E expliquei porquê: naquela altura, Portugal recebeu rios de dinheiro, de países tradicionalmente generosos, para resolver a situação angustiosa em que tantos milhares de portugueses se encontravam. Se, em vez de colocar esses portugueses nos hotéis, lhes tivessem dado uma determinada quantia, por família, e de acordo com o número dos seus membros, imaginassem eles, alunos, como esses deslocados poderiam ter funcionado como uma extraordinária alavanca para, de uma vez por todas, Portugal sair, finalmente, da cepa torta. Sentia-me segura a dizer o que disse e, a provar que tinha razão, vejam como quase todos esses nossos compatriotas souberam integrar-se e progredir, quase sempre a partir do nada, porque o que tinha vindo para eles estava a servir para pagar hospedagem. Ouviram-me calados, atentos, sem comentários e temi que, naquela altura, eles não tivessem percebido metade dos que lhes tinha acabado de dizer.

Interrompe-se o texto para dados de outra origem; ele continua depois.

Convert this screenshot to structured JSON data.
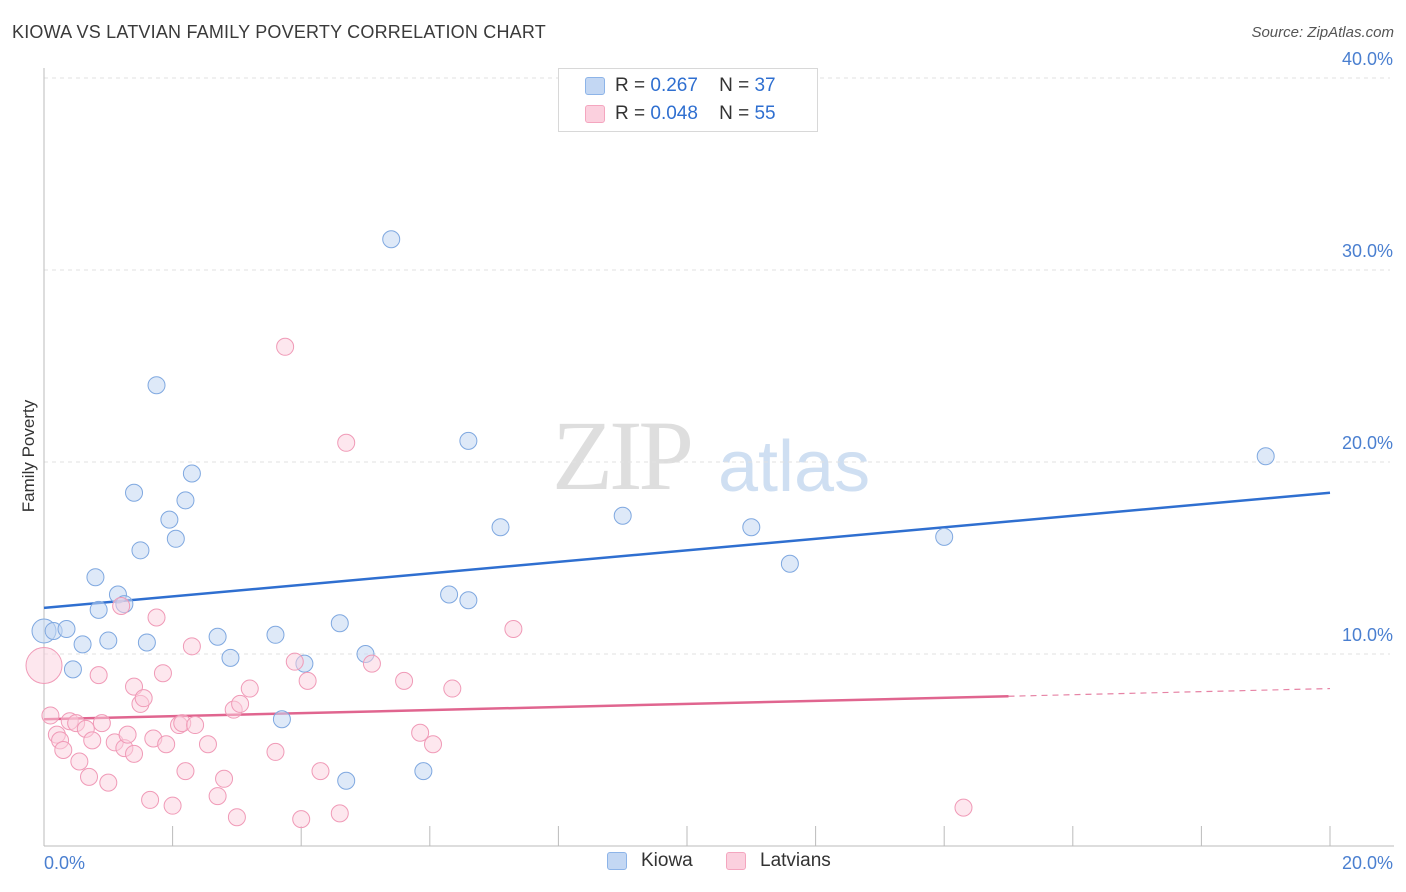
{
  "title": "KIOWA VS LATVIAN FAMILY POVERTY CORRELATION CHART",
  "source": "Source: ZipAtlas.com",
  "watermark": {
    "zip": "ZIP",
    "atlas": "atlas"
  },
  "colors": {
    "kiowa": "#8db4e8",
    "kiowa_line": "#2f6fd0",
    "latvians": "#f4a6bf",
    "latvians_line": "#e0658f",
    "axis_text": "#4a7fd0"
  },
  "legend": {
    "rows": [
      {
        "r_label": "R =",
        "r_value": "0.267",
        "n_label": "N =",
        "n_value": "37"
      },
      {
        "r_label": "R =",
        "r_value": "0.048",
        "n_label": "N =",
        "n_value": "55"
      }
    ]
  },
  "bottom_legend": [
    "Kiowa",
    "Latvians"
  ],
  "chart_data": {
    "type": "scatter",
    "title": "KIOWA VS LATVIAN FAMILY POVERTY CORRELATION CHART",
    "xlabel": "",
    "ylabel": "Family Poverty",
    "xlim": [
      0,
      20
    ],
    "ylim": [
      0,
      40
    ],
    "x_tick_labels": [
      "0.0%",
      "20.0%"
    ],
    "y_tick_labels": [
      "10.0%",
      "20.0%",
      "30.0%",
      "40.0%"
    ],
    "grid": true,
    "series": [
      {
        "name": "Kiowa",
        "r": 0.267,
        "n": 37,
        "trend": {
          "x": [
            0,
            20
          ],
          "y": [
            12.4,
            18.4
          ]
        },
        "points": [
          [
            0.0,
            11.2
          ],
          [
            0.15,
            11.2
          ],
          [
            0.35,
            11.3
          ],
          [
            0.45,
            9.2
          ],
          [
            0.6,
            10.5
          ],
          [
            0.8,
            14.0
          ],
          [
            0.85,
            12.3
          ],
          [
            1.0,
            10.7
          ],
          [
            1.15,
            13.1
          ],
          [
            1.25,
            12.6
          ],
          [
            1.4,
            18.4
          ],
          [
            1.5,
            15.4
          ],
          [
            1.6,
            10.6
          ],
          [
            1.75,
            24.0
          ],
          [
            1.95,
            17.0
          ],
          [
            2.05,
            16.0
          ],
          [
            2.2,
            18.0
          ],
          [
            2.3,
            19.4
          ],
          [
            2.7,
            10.9
          ],
          [
            2.9,
            9.8
          ],
          [
            3.6,
            11.0
          ],
          [
            3.7,
            6.6
          ],
          [
            4.05,
            9.5
          ],
          [
            4.6,
            11.6
          ],
          [
            4.7,
            3.4
          ],
          [
            5.0,
            10.0
          ],
          [
            5.4,
            31.6
          ],
          [
            5.9,
            3.9
          ],
          [
            6.3,
            13.1
          ],
          [
            6.6,
            21.1
          ],
          [
            6.6,
            12.8
          ],
          [
            7.1,
            16.6
          ],
          [
            9.0,
            17.2
          ],
          [
            11.0,
            16.6
          ],
          [
            11.6,
            14.7
          ],
          [
            14.0,
            16.1
          ],
          [
            19.0,
            20.3
          ]
        ]
      },
      {
        "name": "Latvians",
        "r": 0.048,
        "n": 55,
        "trend": {
          "x": [
            0,
            15
          ],
          "y": [
            6.6,
            7.8
          ]
        },
        "trend_dashed": {
          "x": [
            15,
            20
          ],
          "y": [
            7.8,
            8.2
          ]
        },
        "points": [
          [
            0.0,
            9.4
          ],
          [
            0.1,
            6.8
          ],
          [
            0.2,
            5.8
          ],
          [
            0.25,
            5.5
          ],
          [
            0.3,
            5.0
          ],
          [
            0.4,
            6.5
          ],
          [
            0.5,
            6.4
          ],
          [
            0.55,
            4.4
          ],
          [
            0.65,
            6.1
          ],
          [
            0.7,
            3.6
          ],
          [
            0.75,
            5.5
          ],
          [
            0.85,
            8.9
          ],
          [
            0.9,
            6.4
          ],
          [
            1.0,
            3.3
          ],
          [
            1.1,
            5.4
          ],
          [
            1.2,
            12.5
          ],
          [
            1.25,
            5.1
          ],
          [
            1.3,
            5.8
          ],
          [
            1.4,
            4.8
          ],
          [
            1.4,
            8.3
          ],
          [
            1.5,
            7.4
          ],
          [
            1.55,
            7.7
          ],
          [
            1.65,
            2.4
          ],
          [
            1.7,
            5.6
          ],
          [
            1.75,
            11.9
          ],
          [
            1.85,
            9.0
          ],
          [
            1.9,
            5.3
          ],
          [
            2.0,
            2.1
          ],
          [
            2.1,
            6.3
          ],
          [
            2.15,
            6.4
          ],
          [
            2.2,
            3.9
          ],
          [
            2.3,
            10.4
          ],
          [
            2.35,
            6.3
          ],
          [
            2.55,
            5.3
          ],
          [
            2.7,
            2.6
          ],
          [
            2.8,
            3.5
          ],
          [
            2.95,
            7.1
          ],
          [
            3.05,
            7.4
          ],
          [
            3.0,
            1.5
          ],
          [
            3.2,
            8.2
          ],
          [
            3.6,
            4.9
          ],
          [
            3.75,
            26.0
          ],
          [
            3.9,
            9.6
          ],
          [
            4.0,
            1.4
          ],
          [
            4.1,
            8.6
          ],
          [
            4.3,
            3.9
          ],
          [
            4.6,
            1.7
          ],
          [
            4.7,
            21.0
          ],
          [
            5.1,
            9.5
          ],
          [
            5.6,
            8.6
          ],
          [
            5.85,
            5.9
          ],
          [
            6.05,
            5.3
          ],
          [
            6.35,
            8.2
          ],
          [
            7.3,
            11.3
          ],
          [
            14.3,
            2.0
          ]
        ]
      }
    ]
  }
}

Até que, há cerca de seis anos, o tal rapaz, agora um homem, me viu no passeio oposto, atravessou a rua com um sorriso de orelha a orelha e depois dos cumprimentos da praxe, disparou: “Professora, e que me diz agora do que se faz e tem feito dos fundos europeus?” E acrescentou: “Mais uma oportunidade perdida e julgo que esta é mesmo a última”. Senti orgulho por ter sido capaz, afinal, de lhe explicar o nosso fado. E senti-me comovida por, ao fim de mais de 20 anos, ele se ter lembrado da sua “velha professora de inglês”, porque também ele já estava desperto para as oportunidades de trabalhar e se doía de só encontrar desbarato, longe da sua compreensão. Nós, muitos de nós, não fazemos nem deixamos fazer.
E agora estamos para aqui sem “rei nem roque”, porque, na minha humilde opinião, os nossos governantes são pobres e mal agradecidos. Estão para aí a fazer que fazem, julgam que nós somos todos ceguinhos, ficam melindrados com as verdades e só falta voltarem a dizer “já não jogo mais”. E não se impressionam. São surdos, são cegos. E guardaram o tacto que têm para tactear as oportunidades.
Apetece-me exigir-lhes que façam uma análise SWOT a Portugal. Não achas necessário, Raul? Bem, estou praticamente a acabar a “minha” História de África. Podem suspirar de alívio…
De meu nome Maria do Carmo Cruz, desejo um mundo mais humano, onde o medo, a desesperança, a fome e a injustiça deixem de encontrar espaço. Acredito que podemos contribuir para que a Alegria, a Esperança, a Justiça e a Solidariedade vençam a batalha por um Mundo melhor.